Appendix D: Evaluation Rubrics - AI-Powered Products

Objective: Provide detailed rubrics for assessing AI product work.

D.1 AI Product Prototype Quality Rubric

Use this rubric to assess the quality of an AI product prototype.

Dimension	1 - Inadequate	2 - Developing	3 - Competent	4 - Exemplary
Problem Definition	Vague or unvalidated user need	Problem stated but not research-backed	Problem validated with evidence	Deep user insight with quantified impact
AI Integration	AI used as gimmick	AI added superficially	AI core to value proposition	AI essential and thoughtfully designed
Core Functionality	Does not run or core feature missing	Works partially with significant gaps	Core feature works reliably	Feature polished and robust
User Experience	No clear UX; confusing	Basic UX but friction exists	Clear, intuitive interaction	Delightful and accessible
Eval Coverage	No automated testing	Minimal test coverage	Core paths covered	Comprehensive with edge cases

AI product prototype quality rubric

D.2 Eval Pipeline Completeness Rubric

Component	1 - Missing	2 - Partial	3 - Complete	4 - Comprehensive
Test Dataset	No dataset	Under 50 examples	100+ diverse examples	500+ with expert verification
Automated Checks	None	Basic correctness only	Correctness + safety	Full quality dimensions
Baseline Metrics	No baseline	Single naive baseline	Multiple baselines	Industry benchmarks included
Regression Detection	No monitoring	Manual spot checks	Automated on PR	Continuous monitoring
Human Review Integration	None	Ad hoc reviews	Regular sampling	Systematic review program

Eval pipeline completeness rubric

D.3 RAG System Performance Rubric

Metric	1 - Poor	2 - Acceptable	3 - Good	4 - Excellent
Retrieval Precision	<60%	60-75%	75-90%	>90%
Retrieval Recall	<50%	50-70%	70-85%	>85%
Hallucination Rate	>20%	10-20%	5-10%	<5%
Context Relevance	<40%	40-60%	60-80%	>80%
Answer Faithfulness	<50%	50-70%	70-85%	>85%

RAG system performance rubric

D.4 UX Design for AI Products Rubric

Based on the PEEK framework (Predict, Explain, Execute, Keep in loop):

PEEK Element	1 - Missing	2 - Rudimentary	3 - Implemented	4 - Polished
Predict	No transparency about AI actions	Basic status indicators	Clear progress and confidence signals	Rich context and timing expectations
Explain	No explanation of AI reasoning	Minimal explanation provided	Clear reasoning when requested	Proactive, contextual explanations
Execute	User must do everything manually	AI does some work	AI handles routine tasks	Smart delegation with user control
Keep in Loop	AI acts without user awareness	Post-hoc notifications	Appropriate timing of updates	Seamless handoffs with context

PEEK UX design rubric for AI products

D.5 Team AI Readiness Assessment

Team AI Readiness Checklist

Technical Skills require that the team can prompt engineer effectively, understands AI limitations, can debug AI behavior, and is familiar with eval methodologies.

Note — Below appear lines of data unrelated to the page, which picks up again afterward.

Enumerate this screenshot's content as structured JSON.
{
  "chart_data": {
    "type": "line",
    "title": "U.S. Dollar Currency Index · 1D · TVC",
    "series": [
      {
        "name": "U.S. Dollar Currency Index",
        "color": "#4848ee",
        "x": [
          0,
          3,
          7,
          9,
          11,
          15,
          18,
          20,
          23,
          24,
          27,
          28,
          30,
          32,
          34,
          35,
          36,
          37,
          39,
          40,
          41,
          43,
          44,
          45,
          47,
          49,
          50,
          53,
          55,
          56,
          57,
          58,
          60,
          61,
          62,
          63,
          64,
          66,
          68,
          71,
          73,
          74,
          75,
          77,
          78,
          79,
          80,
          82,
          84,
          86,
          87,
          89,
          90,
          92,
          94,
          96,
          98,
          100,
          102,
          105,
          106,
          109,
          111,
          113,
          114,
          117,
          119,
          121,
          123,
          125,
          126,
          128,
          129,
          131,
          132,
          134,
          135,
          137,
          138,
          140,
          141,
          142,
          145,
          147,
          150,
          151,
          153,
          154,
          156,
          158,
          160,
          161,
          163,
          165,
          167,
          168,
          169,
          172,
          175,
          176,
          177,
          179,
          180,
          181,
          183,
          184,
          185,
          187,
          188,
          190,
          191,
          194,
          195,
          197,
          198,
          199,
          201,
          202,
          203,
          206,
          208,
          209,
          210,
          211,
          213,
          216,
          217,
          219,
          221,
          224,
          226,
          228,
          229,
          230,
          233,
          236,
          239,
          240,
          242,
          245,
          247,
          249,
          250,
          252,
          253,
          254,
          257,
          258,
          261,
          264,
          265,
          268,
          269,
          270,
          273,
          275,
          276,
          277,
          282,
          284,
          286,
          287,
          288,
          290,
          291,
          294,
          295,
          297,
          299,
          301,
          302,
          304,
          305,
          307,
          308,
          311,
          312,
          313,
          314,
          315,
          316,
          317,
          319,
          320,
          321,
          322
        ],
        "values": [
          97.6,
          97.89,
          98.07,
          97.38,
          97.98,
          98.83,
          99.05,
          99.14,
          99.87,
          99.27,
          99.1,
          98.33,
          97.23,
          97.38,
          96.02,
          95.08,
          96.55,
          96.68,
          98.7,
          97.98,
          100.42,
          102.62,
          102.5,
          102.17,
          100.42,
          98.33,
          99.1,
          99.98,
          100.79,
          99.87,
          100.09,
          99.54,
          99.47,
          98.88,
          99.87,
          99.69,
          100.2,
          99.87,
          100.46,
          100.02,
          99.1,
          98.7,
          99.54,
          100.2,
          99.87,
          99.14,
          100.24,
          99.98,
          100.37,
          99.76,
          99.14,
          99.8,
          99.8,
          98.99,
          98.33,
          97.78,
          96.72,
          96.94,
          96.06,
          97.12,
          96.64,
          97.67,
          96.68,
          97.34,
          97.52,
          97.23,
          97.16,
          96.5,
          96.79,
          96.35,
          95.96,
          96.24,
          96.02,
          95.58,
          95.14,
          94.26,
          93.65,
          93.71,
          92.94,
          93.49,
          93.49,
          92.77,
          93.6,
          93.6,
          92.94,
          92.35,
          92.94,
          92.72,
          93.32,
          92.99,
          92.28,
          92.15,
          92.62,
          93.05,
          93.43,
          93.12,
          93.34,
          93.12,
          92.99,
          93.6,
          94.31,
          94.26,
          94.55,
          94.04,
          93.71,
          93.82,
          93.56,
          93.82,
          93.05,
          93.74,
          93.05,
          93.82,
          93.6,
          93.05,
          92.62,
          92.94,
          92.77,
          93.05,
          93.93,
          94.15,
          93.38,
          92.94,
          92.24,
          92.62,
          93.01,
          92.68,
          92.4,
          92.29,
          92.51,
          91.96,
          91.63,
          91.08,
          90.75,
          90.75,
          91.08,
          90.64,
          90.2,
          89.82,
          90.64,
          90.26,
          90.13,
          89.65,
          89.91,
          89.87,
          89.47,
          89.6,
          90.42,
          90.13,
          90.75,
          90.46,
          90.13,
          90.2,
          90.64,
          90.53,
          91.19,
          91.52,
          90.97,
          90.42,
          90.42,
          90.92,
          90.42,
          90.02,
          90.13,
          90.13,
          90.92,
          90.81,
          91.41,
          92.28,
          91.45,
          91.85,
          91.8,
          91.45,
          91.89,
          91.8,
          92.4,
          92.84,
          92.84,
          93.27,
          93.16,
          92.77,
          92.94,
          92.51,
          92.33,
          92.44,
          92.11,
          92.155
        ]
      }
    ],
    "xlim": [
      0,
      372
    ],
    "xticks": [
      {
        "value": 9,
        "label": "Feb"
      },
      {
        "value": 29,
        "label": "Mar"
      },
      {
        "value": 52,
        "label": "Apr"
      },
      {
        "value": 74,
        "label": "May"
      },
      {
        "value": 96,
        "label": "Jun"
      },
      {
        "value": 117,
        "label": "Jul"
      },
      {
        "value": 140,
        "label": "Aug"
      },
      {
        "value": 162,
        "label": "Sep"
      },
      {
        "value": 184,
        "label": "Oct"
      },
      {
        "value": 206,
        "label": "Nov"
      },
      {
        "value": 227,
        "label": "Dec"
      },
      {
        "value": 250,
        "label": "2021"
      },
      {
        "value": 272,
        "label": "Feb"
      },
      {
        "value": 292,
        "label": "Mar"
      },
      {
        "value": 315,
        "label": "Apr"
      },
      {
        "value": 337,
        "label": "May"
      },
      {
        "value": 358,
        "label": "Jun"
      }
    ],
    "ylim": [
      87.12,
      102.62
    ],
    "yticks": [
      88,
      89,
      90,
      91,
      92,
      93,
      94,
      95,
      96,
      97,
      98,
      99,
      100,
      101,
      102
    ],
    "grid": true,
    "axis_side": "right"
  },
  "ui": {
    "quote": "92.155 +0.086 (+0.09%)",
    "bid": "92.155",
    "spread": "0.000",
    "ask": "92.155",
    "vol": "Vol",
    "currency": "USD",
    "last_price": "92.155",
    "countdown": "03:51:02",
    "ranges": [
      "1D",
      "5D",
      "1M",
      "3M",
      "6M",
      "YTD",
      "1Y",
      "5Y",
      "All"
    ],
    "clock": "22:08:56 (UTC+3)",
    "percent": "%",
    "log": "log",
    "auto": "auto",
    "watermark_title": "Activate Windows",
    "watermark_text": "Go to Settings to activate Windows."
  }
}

Process Maturity requires that the team uses structured product discovery, has rapid prototyping capability, practices iterative development, and conducts regular retrospectives. Organizational readiness requires that leadership supports AI experimentation, cross-functional collaboration exists, user feedback loops are established, and risk tolerance is balanced appropriately.